En cada acto del cristiano está presente la Resurrección. Este poder
transformador, para retomar una expresión del Santo Padre Benedicto XVI,
es como una «fisión nuclear llevada en lo más íntimo del ser», se trata
de la victoria del amor sobre el odio, la victoria del amor sobre la
muerte. Solamente esta íntima explosión del bien que vence al mal puede
suscitar después la cadena de transformaciones que poco a poco cambiarán
el mundo. Conforme a algunas de sus ideas de fuerza, dijo también el
Obispo que la realización de la "civilización del Amor", que es uno de
los cometidos de la misión cristiana, incluye la legítima colaboración
en todo lo que significa la construcción de la sociedad civil, en
especial en lo concerniente al bien común, a la búsqueda de la justicia y
de la paz, de la cultura del trabajo y del crecimiento en las virtudes
sociales.
Estamos aquí en esta celebración -dijo- porque creemos en la «redención»
y no simplemente de «energías espirituales», puesto que hemos recibido
en lo más íntimo de nuestro ser la fuerza transformadora de la Redención
de Cristo y podemos entrar en este magnífico dinamismo en y desde la
fe, en y desde la aceptación de la Cruz Pascual.

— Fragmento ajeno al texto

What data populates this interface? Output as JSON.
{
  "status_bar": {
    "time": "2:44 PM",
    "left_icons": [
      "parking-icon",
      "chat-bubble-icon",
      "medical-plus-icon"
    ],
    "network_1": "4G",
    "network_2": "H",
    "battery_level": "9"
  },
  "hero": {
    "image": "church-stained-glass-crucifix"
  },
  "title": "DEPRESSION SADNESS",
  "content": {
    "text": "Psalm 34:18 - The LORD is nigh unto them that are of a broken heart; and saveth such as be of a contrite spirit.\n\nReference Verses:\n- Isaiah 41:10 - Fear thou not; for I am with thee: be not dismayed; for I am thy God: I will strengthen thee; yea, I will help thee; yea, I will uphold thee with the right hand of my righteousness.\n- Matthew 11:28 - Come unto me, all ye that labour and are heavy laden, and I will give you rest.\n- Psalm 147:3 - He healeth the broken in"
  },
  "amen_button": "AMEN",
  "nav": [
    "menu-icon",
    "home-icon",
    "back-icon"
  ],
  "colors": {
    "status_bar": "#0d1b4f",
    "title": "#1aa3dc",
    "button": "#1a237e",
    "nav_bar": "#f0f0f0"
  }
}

Jesús puede distribuir
su Cuerpo, porqué se entrega realmente a sí mismo. Esta primera
transformación fundamental de la violencia en amor, de la muerte en vida
lleva consigo las demás transformaciones. Pan y vino se convierten en
su Cuerpo y su Sangre. Llegados a este punto la transformación no puede
detenerse, antes bien, es aquí donde debe comenzar plenamente. El Cuerpo
y la Sangre de Cristo se nos dan para que a su vez nosotros mismos
seamos transformados; este es el significado de la Fiesta del Corpus
Christi. Nosotros mismos debemos llegar a ser Cuerpo de Cristo, sus
consaguíneos. Todos comemos el único pan, y esto significa que entre
nosotros llegamos a ser una sola cosa. La adoración, hemos dicho, llega a
ser, de este modo, unión. Dios no solamente está frente a nosotros,
como el Totalmente otro. Está dentro de nosotros, y nosotros estamos en
Él. Su dinámica nos penetra y desde nosotros quiere propagarse a los
demás y extenderse a todo el mundo, para que su amor sea realmente la
medida dominante del mundo. Yo encuentro una alusión muy bella a este
nuevo paso que la Última Cena nos indica con la diferente acepción de la
palabra «adoración» en griego y en latín. La palabra griega es
“proskynesis”.
Significa el gesto de sumisión, el reconocimiento de Dios como nuestra
verdadera medida, cuya norma aceptamos seguir. Significa que la libertad
no quiere decir gozar de la vida, considerarse absolutamente autónomo,
sino orientarse según la medida de la verdad y del bien, para llegar a
ser, de esta manera, nosotros mismos, verdaderos y buenos. Este gesto es
necesario, aun cuando nuestra ansia de libertad se resiste, en un
primer momento, a esta perspectiva. Hacerla completamente nuestra será
posible solamente en el segundo paso que nos presenta la Última Cena. La
palabra latina adoración es ad-oratio, que etimológicamente significa
contacto boca a boca, abrazo y, por tanto, en resumen, “amor” en el
sentido más puro. La sumisión se hace unión, porque aquel al cual nos
sometemos es Amor. Así la sumisión adquiere sentido, porque no nos
impone cosas extrañas, sino que nos libera desde lo más íntimo de
nuestro ser.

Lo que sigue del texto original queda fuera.